Luiza chybiła celu i znów krzyknęła, gdy potwór obalił ją na ziemię. Jednak bestia nie trafiła jej czysto i przetoczyła się po ściółce, zatrzymując dopiero na pniu niewielkiej brzózki. Nim poderwała się na nogi, Skalp zaatakował. Cios pozostawił po sobie płytką ranę na ramieniu ghula. Ten syknął i obnażył kły. Nim pozostali, poza Carolusem, który pomagał przerażonej Luizie wstać, dopadli ghula, ten zaatakował Jansa. Pazury rozerwały koszulę grabarza i pozostawiły czerwone szramy na ciele. Mgnienie oka później potężny cios khazadzkiego topora posłał trupojada na ziemię, a celne uderzenie zadane przez Sigfrida dopełniło jego marnego żywota.

Jakiś czas potem, gdy już otrząsnęli się po walce z ghulem, wrócili do przerwanych zajęć. Tyczyło się to Jansa i Sigfrida, bo Luiza była zbyt roztrzęsiona aby zbierać maliny, Carolus zajęty był jej uspokajaniem, a krasnolud swoim zwyczajem zajmował się dłubaniem w zębach i wygłaszaniem mądrych uwag.
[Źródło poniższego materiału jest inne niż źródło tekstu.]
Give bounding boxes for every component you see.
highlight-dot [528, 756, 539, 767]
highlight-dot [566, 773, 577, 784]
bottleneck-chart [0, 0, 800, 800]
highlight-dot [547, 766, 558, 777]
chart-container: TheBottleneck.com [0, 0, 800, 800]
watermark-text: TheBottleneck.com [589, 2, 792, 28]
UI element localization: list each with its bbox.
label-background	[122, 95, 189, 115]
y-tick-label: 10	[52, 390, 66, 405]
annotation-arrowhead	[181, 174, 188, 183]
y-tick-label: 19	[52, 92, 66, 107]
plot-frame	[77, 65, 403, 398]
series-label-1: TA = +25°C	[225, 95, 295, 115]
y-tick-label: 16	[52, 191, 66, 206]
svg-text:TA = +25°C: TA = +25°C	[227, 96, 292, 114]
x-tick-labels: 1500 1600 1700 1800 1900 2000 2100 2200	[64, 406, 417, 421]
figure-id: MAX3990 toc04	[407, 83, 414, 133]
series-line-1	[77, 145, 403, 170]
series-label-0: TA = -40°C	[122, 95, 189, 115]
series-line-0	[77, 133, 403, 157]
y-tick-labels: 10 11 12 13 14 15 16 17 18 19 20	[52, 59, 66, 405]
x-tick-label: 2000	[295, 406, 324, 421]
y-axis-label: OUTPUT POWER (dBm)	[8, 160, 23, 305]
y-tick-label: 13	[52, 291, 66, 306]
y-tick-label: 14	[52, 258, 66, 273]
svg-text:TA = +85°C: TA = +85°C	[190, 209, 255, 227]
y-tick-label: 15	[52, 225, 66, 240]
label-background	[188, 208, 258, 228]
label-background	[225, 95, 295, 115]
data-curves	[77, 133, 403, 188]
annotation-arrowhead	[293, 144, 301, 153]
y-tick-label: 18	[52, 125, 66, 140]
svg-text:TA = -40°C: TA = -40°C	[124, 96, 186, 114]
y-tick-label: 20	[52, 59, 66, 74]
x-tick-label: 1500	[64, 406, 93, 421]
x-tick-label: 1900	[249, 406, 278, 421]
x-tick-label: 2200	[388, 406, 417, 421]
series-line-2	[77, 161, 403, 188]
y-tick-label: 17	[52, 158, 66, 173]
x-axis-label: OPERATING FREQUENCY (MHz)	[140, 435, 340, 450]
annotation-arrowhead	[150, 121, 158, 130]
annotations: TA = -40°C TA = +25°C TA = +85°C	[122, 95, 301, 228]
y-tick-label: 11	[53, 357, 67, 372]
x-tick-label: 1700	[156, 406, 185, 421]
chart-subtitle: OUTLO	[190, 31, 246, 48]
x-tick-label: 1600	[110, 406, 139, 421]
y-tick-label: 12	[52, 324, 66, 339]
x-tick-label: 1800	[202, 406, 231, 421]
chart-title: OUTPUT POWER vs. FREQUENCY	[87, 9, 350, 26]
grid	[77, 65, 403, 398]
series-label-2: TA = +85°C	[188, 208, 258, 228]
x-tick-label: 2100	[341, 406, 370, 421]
Nareszcie dokopali się do trumny. Jans rękami odgarnął ziemię z rozlatującego się, zmurszałego wieka i podniósł je do góry. Trup był przegniły i w większości zeżarty przez robactwo. Śmierdział obrzydliwie i obrzydliwie wyglądał. Na brudnych, czarnych kościach zachowały się kawałki rozpływającego się mięsa, a pomarszczona skóra odchodziła od ciała płatami. Ubranie również w większości padło ofiarą czasu i robaków. Jawiło się jako zmurszałe, brunatne szmaty przesiąknięte zgnilizną. Jans bez trudu ściągnął z palca pierścień z zielonym oczkiem i wyskoczył z grobu. Można było zasypywać.